January 16, 2020

Predicting presence of Barrett's

Predicting presence of Barrett's

Strengths of this risk prediction model for Barrett's includes the relatively large number of cases and an external validation dataset. A limitation is that only those with symtomatic GERD (reflux) were included, so this is not necessarily generalizable to the general adult population. The authors observed that age, sex, cigarette smoking, waist circumference, frequency of stomach pain, duration of heartburn and acidic taste, and taking antireflux medication were predictive with an AUC of 0.81 in validation set.

Lancet Digital Health. Volume 2, ISSUE 1, Pe37-e48, January 01, 2020. Published online December 5, 2019 https://doi.org/10.1016/S2589-7500(19)30216-X

Development and validation of a risk prediction model to diagnose Barrett’s oesophagus (MARK-BE): a case-control machine learning approach.

Rosenfeld A, Graham DG, Jevons S, et al. on behalf of the BEST2 study group

Abstract

Background: Screening  for  Barrett’s  oesophagus  relies  on  endoscopy,  which  is invasive  and  few  who  undergo  the  procedure are found to have the condition. We aimed to use machine learning techniques to develop and externally validate a simple risk prediction panel to screen individuals for Barrett’s oesophagus.

Methods:  In  this  prospective  study,  machine  learning  risk  prediction  in Barrett’s  oesophagus  (MARK-BE),  we  used  data from two case-control studies, BEST2 and BOOST, to compile training and validation datasets. From the BEST2 study,  we  analysed  questionnaires  from  1299  patients,  of  whom  880  (67·7%) had  Barrett’s  oesophagus,  including  40  with  invasive  oesophageal adenocarcinoma,  and  419  (32·3%)  were  controls.  We  randomly  split  (6:4)  the cohort  using a computer algorithm into a training dataset of 776 patients and a testing dataset of 523 patients. We compiled an  external  validation  cohort  from the  BOOST  study,  which  included  398  patients,  comprising  198  patients  with Barrett’s oesophagus (23 with oesophageal adenocarcinoma) and 200 controls. We identified independently important diagnostic features of Barrett’s oesophagus using the machine learning techniques information gain and correlation-based feature  selection.  We  assessed  multiple  classification  tools  to  create  a multivariable  risk  prediction  model.  Internal validation of the model using the BEST2 testing dataset was followed by external validation using the BOOST external validation dataset. From these data we created a prediction panel to identify at-risk individuals.

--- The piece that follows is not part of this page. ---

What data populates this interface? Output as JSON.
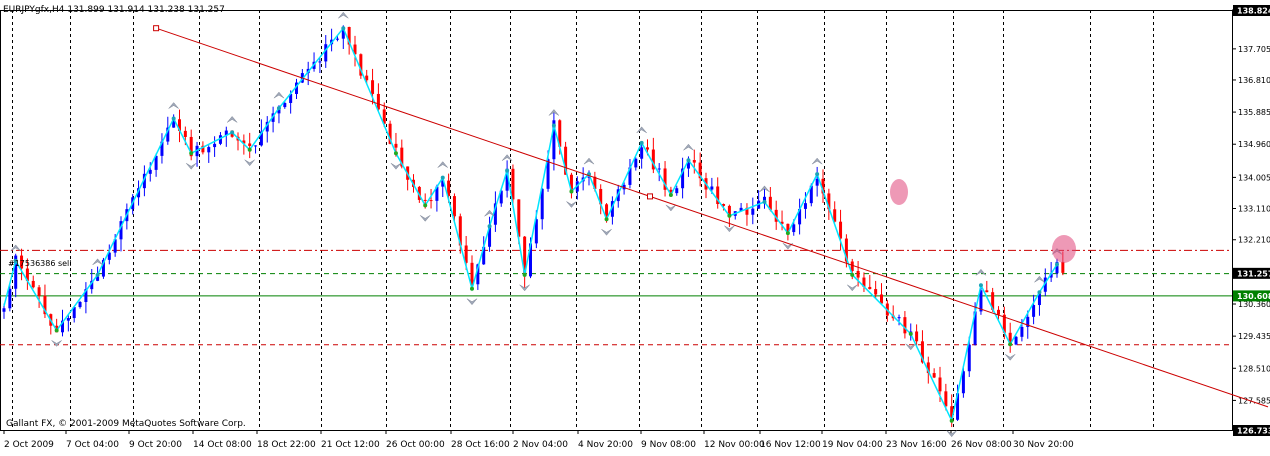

Findings:  The BEST2 study included 40 diagnostic features. Of these, 19 added information gain but after correlation-based feature selection only eight showed independent diagnostic value including age, sex, cigarette smoking, waist circumference, frequency of stomach pain, duration of heartburn and acidic taste, and taking antireflux medication, of which all were associated with increased risk of Barrett’s oesophagus, except frequency of stomach pain, with was inversely associated  in  a  case-control  population.Logistic  regression  offered  the  highest prediction  quality  with  an  area under the receiver-operator curve (AUC) of 0·87 (95% CI 0·84–0·90; sensitivity set at 90%; specificity of 68%). In the testing dataset, AUC was 0·86 (0·83–0·89; sensitivity set at 90%; specificity of 65%). In the external validation dataset, the AUC was 0·81 (0·74–0·84; sensitivity set at 90%; specificity of 58%).

Interpretation:  Our  diagnostic  model  offers  valid  predictions  of  diagnosis  of Barrett’s  oesophagus  in  patients  with  symptomatic  gastro-oesophageal  reflux disease,  assisting  in  identifying  who  should  go  forward  to  invasive confirmatory testing. Our predictive panel suggests thatoverweight men who have been taking antireflux medication for a long time might merit particular consideration for further testing. Our risk prediction panel is quick and simple to administer but will need further calibration and validation in a prospective study in primary care.